Drought affects millions in Indonesia
Harvests failing, reservoirs drying up, not enough clean water for domestic use
JAKARTA Millions of people across Indonesia are facing failed harvests and a shortage of clean water as a result of worsening drought conditions.
The Meteorology, Climatology and Geophysics Agency has predicted this year's dry season may go into the next month.
In Central Java, it is estimated that 1,235 villages in 266 districts will endure clean-water shortages during the dry season, said the Central Java Disaster Mitigation Agency (BPBD).
At least three reservoirs in the province have dried up and six others have low water levels, cutting supplies of water for irrigation and clean water for domestic use.

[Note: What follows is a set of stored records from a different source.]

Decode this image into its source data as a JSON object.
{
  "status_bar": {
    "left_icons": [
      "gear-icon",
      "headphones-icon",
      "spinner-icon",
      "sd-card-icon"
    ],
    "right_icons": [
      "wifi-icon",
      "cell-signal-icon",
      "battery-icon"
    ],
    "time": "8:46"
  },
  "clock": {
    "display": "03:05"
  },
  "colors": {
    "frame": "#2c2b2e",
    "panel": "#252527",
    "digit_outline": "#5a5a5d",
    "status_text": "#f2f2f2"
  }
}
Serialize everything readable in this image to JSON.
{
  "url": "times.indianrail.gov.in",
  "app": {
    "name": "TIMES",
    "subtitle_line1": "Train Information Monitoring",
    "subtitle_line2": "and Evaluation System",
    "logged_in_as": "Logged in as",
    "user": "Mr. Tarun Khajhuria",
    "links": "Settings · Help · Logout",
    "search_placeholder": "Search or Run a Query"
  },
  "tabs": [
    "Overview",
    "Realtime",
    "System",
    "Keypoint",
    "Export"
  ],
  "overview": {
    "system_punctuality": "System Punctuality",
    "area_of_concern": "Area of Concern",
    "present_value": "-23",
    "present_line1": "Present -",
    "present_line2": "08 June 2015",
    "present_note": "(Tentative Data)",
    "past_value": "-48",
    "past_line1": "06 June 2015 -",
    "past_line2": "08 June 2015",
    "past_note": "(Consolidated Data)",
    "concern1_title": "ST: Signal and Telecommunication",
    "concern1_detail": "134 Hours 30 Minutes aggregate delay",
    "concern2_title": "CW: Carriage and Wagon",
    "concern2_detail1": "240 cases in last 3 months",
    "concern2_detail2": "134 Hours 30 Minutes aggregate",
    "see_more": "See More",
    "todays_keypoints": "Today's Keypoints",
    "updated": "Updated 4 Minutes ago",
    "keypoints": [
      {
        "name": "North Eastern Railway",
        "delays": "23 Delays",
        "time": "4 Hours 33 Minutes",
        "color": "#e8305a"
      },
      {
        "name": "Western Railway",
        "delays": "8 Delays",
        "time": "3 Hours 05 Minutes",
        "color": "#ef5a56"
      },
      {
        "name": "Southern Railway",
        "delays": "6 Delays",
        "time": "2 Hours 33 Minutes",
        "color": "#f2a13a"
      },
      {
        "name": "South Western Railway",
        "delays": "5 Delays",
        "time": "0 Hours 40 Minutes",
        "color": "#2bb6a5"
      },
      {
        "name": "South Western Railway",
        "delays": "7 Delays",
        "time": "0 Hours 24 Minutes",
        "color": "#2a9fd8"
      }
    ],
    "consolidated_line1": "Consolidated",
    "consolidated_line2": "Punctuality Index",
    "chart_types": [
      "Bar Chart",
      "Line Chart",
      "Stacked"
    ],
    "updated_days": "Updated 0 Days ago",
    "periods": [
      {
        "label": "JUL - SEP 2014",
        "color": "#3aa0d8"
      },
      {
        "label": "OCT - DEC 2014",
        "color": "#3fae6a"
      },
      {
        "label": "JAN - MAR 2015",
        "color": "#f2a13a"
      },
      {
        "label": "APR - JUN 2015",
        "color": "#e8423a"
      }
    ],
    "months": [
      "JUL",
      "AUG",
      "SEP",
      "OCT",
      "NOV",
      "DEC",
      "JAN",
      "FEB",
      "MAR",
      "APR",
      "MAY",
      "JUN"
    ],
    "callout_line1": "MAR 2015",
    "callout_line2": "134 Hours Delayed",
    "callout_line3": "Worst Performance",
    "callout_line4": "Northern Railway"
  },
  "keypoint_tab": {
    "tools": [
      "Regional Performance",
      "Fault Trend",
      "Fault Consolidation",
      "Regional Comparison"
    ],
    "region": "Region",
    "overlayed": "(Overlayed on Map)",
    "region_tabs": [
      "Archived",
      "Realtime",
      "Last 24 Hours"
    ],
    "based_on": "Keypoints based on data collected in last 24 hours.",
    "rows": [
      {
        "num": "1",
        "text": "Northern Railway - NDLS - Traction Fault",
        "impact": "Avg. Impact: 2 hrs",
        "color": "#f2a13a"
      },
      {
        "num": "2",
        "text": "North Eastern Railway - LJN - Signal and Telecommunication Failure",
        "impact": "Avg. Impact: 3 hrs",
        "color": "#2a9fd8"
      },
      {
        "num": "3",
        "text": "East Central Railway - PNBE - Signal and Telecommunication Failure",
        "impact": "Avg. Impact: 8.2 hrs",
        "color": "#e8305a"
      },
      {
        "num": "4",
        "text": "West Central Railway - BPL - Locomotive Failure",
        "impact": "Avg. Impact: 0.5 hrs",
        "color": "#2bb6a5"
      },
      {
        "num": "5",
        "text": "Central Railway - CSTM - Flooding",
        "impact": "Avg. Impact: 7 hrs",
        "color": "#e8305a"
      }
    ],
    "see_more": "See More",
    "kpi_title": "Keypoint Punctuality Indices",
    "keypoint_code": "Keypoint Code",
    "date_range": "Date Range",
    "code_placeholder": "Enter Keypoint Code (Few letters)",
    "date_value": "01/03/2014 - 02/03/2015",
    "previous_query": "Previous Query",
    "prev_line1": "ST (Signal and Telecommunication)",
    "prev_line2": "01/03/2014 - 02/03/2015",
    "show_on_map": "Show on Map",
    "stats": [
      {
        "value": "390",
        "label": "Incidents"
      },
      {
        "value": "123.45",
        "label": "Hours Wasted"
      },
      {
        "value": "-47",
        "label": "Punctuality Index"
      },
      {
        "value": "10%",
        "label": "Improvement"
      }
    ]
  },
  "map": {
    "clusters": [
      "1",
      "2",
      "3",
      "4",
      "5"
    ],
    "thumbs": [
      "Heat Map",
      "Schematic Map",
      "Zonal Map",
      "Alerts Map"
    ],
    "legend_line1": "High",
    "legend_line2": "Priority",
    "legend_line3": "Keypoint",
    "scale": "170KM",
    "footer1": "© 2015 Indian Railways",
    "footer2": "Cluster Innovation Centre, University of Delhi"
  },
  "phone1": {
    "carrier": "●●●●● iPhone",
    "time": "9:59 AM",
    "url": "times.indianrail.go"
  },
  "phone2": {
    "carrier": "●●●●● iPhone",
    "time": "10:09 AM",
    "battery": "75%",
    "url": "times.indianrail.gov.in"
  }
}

Water volumes in the reservoirs have steadily declined since the dry season arrived in the province in July.
The dried-up reservoirs are in Gebyar and Botok in Sragen regency, as well as Uling in Wonogiri regency.
"The six reservoirs that have low water levels are in Kembangan and Brambang in Sragen, Krisak in Wonogiri, Cacaban in Tegal, Gunungrowo in Pati as well as Lodan in Rembang," Central Java Water Resources Management Agency head Prasetyo Budhie Yuwono said on Monday.
BPBD Central Java has earmarked 600 million rupiah (S$61,000) for the distribution of clean water to 46 villages in 22 districts.
BPBD Sabu Raijua has already started to distribute clean water to residents in 63 villages, using 335 water tankers.
However, its chief Pither Mara Rohi said supplies were still inadequate
As a long-term solution, the Sabu Raijua administration plans to build artificial lakes in every village in the regency.